OVUNQUE NELLA CAPITALE cilena, sui muri e sui cartelli durante le proteste, si legge «Basta Sename». Il Servicio Nacional de Menores è da anni al centro di fortissime polemiche: già segnalato da organismi internazionali come Human Rights Watch, nel luglio del 2019 la testata cilena Ciper ha rivelato una sconvolgente inchiesta della Polizia investigativa cilena (PDI) sugli abusi commessi all’interno del Sename. Il rapporto, che non è stato reso pubblico per 7 mesi, riguarda 240 centri gestiti dal Servicio Nacional de Menores, e denuncia che nel 2017 si sono registrati 2.071 abusi (310 di natura sessuale). Nell’inchiesta, di 257 pagine, la PDI conclude che nel 100% dei centri si sono commessi «in modo permanente e sistematico azioni che violano i diritti dei bambini e degli adolescenti» e che nel 50% dei centri si sono verificati abusi sessuali.

Negli ultimi giorni nella capitale cilena sono scoppiate forti proteste per un video diffuso il 22 marzo e realizzato da una vicina del centro gestito dal Sename Carlos Antúnez, a Providencia. Nel video si ascoltano le strazianti grida, provenienti dal centro, di un adolescente che chiede aiuto durante un presunto abuso o pestaggio. Sull’accaduto si è aperta un’inchiesta della procura; per quanto emerso fino ad ora i fatti si sarebbero verificati nel corso di un’operazione effettuata dai carabineros all’interno della residenza.

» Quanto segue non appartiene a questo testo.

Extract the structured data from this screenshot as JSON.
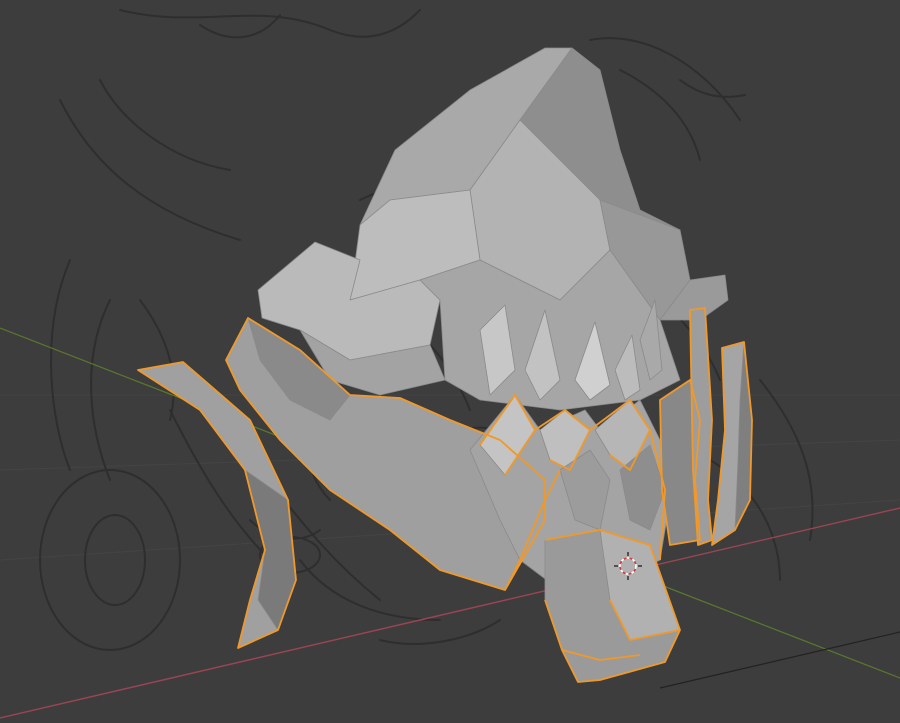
{
  "viewport": {
    "background_color": "#3d3d3d",
    "shading_mode": "solid",
    "object_mode": "edit-selection",
    "axis_colors": {
      "x_axis": "#9b4554",
      "y_axis": "#5b7a2d"
    },
    "selection_outline_color": "#f0992a",
    "mesh_colors": {
      "light": "#b7b7b7",
      "mid": "#9c9c9c",
      "dark": "#7a7a7a",
      "deep": "#5f5f5f"
    },
    "reference_sketch_color": "#2e2e2e",
    "icons": {
      "cursor": "3d-cursor-icon"
    }
  }
}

DAMIÁN PER 5 MESI è stato recluso in un centro del Sename insieme a ragazzi accusati di delitti comuni. Per Cristi è stata dura, tutto di lei, come madre, è stato messo in discussione: come si veste, i suoi capelli, l’educazione familiare. Lo shock per Damián è così forte che non vuole più manifestare, non vuole parlare di ciò che gli è accaduto e non vuole essere attivo politicamente. Durante i mesi di carcere ha vissuto esperienze violente e ha scritto lettere lunghissime a sua madre. La scrittura è ordinata e fitta, le parole si riversano sulla carta con tutta la loro forza. «Migliaia e migliaia di persone cercano di racimolare denaro con la stessa disperazione di un naufrago che nel deserto cerca una goccia d’acqua perché non vogliono vivere nella stessa povertà delle loro famiglie», scrive Damián riflettendo sull’ingiustizia della società in cui è cresciuto.

COME CAMBIA LA VITA di un 17enne che per un giorno di proteste passa mesi in carcere? Damián continua a scrivere e racconta la vita dei suoi compagni di cella, ragazzi di 14 anni, analfabeti, con genitori tossicodipendenti e che sono diventati drogati a loro volta. «Ci credi che questi ragazzi hanno una vita migliore in carcere che fuori?», scrive Damián. La sua scelta di andare fra le fila della Primera Linea quel 21 ottobre, per Cristi, è stato un atto viscerale. La speranza che si respirava, quando milioni di persone sono scese in piazza, e la violenza che usavano le forze dell’ordine era tale (oltre 8mila manifestanti hanno denunciato abusi e 460 sono stati accecati) che ha deciso di agire. Ma oggi prova solo timore, soprattutto per sua madre, che non si è fermata e vuole urlare con tutta la sua forza ciò che accade in Cile.

CRISTI OGGI SI TROVA NELLA SEDE dell’associazione dei familiari dei dimostranti incarcerati e a breve si svolgerà una manifestazione per richiedere la libertà dei detenuti. Cristi parteciperà e, mentre sta per uscire dalla sede, il suo cellulare squilla. È un messaggio di Damián, che legge con voce commossa: «Mamma, per favore, fai attenzione alla manifestazione».